Music that Changed Me
Pianist Jonathan Biss
Jonathan Biss is an international piano soloist, author and co-artistic director of the Marlboro Music Festival in Vermont, US. His life and career are inextricably linked with the music of Beethoven, whose complete piano sonatas he has recorded over the past nine years. He is performing them all throughout the 2019-20 season as part of the 250th-anniversary celebrations.
Music was always around me. My parents – the violist and violinist Paul Biss and the violinist Miriam Fried – practised at home, so there was music coming from both ends of the house. But the first complete pieces I recall hearing were the MOZART and Brahms clarinet quintets which they performed in concert when I was five. The Mozart made a huge impact on me – I remember the second theme of the first movement and where I was sitting in the hall with way more precision than I remember anything else from that time in my life. I was six when I started playing the piano and I was probably no more than 11 when I began playing chamber music at home with my parents. My mother and I have been playing recitals together since I was in my early twenties.
As a young pianist I loved Schumann and Chopin but BEETHOVEN came into my life very early. I was so obsessed by a recording of the Appassionata Sonata by Rudolph Serkin that I wore out the cassette tape. I was desperate to play it myself but it was beyond me; I was not that kind of prodigious kid. The first Beethoven sonata I did play was Op. 26, when I was about ten. I can honestly say that there wasn’t a single point between then and now that I wasn’t working on Beethoven. He was literally a constant presence in my life. Why? Because the force of personality is so enormous, the need to be listened to is so huge with Beethoven. Then there’s his spirituality – he is addressing the biggest question of his place in the universe and he does so with such profundity that to listen is to his music is to be in contact with something much bigger than we are.
My relationship with Beethoven is immersive but not exclusive! There has to be some SCHUMANN on my list and I’ve chosen his Davidsbündlertänze. I loved many of Schumann’s big piano cycles as a teenager because he expressed to me, and still does, something of what it means to be alone. We all have this experience of loneliness but Schumann was somehow able to put it in sound: his music speaks to a part of me that would go silent otherwise.

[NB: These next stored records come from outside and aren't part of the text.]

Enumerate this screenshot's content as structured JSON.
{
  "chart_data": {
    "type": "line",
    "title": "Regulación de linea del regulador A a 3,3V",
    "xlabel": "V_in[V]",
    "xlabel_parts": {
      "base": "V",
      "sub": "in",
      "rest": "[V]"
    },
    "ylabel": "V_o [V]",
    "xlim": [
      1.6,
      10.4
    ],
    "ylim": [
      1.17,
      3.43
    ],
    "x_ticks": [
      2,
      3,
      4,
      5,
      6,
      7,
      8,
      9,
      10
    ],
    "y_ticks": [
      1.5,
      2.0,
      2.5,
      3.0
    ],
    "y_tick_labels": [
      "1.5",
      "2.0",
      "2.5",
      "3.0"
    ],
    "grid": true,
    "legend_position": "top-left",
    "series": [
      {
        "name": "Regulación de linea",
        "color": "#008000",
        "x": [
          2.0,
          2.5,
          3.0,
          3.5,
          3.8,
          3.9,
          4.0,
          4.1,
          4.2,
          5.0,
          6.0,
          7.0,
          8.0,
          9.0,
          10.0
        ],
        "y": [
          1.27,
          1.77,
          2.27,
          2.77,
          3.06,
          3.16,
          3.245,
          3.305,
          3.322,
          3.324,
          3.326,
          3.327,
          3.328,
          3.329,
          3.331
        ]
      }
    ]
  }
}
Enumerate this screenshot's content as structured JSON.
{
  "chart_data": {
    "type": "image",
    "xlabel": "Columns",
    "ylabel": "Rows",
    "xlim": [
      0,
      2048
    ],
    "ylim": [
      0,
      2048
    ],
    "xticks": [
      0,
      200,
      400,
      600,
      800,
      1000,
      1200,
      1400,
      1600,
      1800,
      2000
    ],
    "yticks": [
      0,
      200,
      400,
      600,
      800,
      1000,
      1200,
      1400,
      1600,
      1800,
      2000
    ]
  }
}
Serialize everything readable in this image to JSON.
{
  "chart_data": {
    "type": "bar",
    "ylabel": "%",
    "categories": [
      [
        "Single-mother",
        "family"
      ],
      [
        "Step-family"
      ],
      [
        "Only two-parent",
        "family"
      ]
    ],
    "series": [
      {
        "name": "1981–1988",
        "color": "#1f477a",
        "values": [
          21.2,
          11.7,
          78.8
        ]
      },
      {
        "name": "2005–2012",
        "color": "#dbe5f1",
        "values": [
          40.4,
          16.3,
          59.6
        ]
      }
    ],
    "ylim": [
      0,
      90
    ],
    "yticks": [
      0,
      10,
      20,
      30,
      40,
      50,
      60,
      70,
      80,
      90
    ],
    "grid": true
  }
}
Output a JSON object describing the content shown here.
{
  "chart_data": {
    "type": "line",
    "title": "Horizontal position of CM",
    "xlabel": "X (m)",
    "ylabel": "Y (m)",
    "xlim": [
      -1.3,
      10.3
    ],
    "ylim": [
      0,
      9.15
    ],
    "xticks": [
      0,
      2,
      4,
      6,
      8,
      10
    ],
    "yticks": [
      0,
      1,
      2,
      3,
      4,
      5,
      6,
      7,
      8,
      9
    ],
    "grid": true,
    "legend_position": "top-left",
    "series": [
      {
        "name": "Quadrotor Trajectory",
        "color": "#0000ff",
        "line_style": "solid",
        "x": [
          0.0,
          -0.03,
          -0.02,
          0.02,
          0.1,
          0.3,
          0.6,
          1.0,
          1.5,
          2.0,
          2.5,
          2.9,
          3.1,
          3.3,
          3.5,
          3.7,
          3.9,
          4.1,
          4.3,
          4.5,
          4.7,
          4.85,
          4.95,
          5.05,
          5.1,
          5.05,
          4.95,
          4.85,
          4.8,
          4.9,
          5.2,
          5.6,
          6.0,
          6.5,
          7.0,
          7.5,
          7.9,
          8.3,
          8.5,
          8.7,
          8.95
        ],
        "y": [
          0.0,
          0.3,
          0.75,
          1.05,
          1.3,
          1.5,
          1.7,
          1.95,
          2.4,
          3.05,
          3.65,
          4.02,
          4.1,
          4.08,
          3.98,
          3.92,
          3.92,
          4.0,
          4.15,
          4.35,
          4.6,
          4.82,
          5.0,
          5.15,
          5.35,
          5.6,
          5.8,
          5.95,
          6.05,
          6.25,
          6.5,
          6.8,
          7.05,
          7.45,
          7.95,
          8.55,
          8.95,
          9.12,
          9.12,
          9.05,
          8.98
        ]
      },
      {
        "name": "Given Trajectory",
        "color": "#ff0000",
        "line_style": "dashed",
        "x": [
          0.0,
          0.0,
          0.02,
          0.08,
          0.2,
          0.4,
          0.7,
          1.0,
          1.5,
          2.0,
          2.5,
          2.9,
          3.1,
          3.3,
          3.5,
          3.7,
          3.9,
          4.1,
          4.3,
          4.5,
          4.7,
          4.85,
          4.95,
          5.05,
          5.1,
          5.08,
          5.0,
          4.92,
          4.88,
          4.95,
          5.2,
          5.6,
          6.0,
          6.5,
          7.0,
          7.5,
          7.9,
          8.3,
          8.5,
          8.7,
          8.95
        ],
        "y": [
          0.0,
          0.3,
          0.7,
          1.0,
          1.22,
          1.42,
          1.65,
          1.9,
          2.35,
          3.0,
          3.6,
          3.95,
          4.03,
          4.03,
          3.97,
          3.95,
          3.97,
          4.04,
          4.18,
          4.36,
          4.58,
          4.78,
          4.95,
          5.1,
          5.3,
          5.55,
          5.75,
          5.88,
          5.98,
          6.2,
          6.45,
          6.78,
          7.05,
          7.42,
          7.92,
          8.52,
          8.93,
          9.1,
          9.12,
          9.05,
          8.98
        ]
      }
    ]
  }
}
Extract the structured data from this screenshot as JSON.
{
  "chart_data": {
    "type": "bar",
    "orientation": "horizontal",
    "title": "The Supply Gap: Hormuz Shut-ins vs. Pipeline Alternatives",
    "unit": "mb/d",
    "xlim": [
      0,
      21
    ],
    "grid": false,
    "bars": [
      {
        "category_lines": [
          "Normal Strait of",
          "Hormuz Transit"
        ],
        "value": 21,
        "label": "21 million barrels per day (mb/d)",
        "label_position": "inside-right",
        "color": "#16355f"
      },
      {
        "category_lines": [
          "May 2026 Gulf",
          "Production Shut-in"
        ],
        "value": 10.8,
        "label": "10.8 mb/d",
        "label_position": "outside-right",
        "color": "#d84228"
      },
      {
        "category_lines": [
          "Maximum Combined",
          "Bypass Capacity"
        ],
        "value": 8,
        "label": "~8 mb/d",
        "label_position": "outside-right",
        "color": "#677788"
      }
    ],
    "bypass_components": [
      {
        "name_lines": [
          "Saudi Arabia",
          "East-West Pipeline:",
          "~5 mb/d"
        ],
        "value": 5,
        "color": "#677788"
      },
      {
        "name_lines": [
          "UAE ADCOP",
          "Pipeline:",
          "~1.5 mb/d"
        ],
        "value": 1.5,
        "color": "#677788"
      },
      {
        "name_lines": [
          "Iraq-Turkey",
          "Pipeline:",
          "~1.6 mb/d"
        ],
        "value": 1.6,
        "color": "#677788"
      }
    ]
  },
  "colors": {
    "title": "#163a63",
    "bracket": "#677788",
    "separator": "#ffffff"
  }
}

Pianist Mitsuko Uchida has been an extremely inspiring person in my life because of her commitment to both making and exploring music. Her desire to know and understand better the pieces that she loves has become a model for me. I think of a performance she gave recently of the Schubert E flat major trio, which seems to suit her personality. I have known this trio forever, but I haven’t played it. It looms so large, it is so grand in one way yet so inward in another that it has drawn me and intimidated me in equal measure.
Last summer at the Marlboro Music Festival Mitsuko and I performed SCHUBERT’S Divertissement à la hongroise. There are three huge volumes of his fourhand music, and normally when pianists get together they’ll play the big ones like the Fantasy in F minor. You see a piece like the Divertissement, you assume it’s fluffy and you just skip it, but this has a depth of feeling that is impossible to describe.
I do listen to non-classical music for pleasure, but I think classical music can also be incredibly fun and funny – it’s an undervalued and, in fact, essential aspect of the art form. Composers such as Haydn, Mendelssohn and Dvorák are undervalued masters; their ability to make us laugh and bring us joy is treasurable.
If I had to choose a second piece of BEETHOVEN in his 250th-anniversary year, it would be the Cavatina from the Op. 130 String Quartet. It’s hard to boil Beethoven down to an essence, but in the Cavatina he’s expressing something so personal and so intimate and so difficult, but in the loftiest possible way. He apparently couldn’t listen to it without being moved to tears – and I can’t either.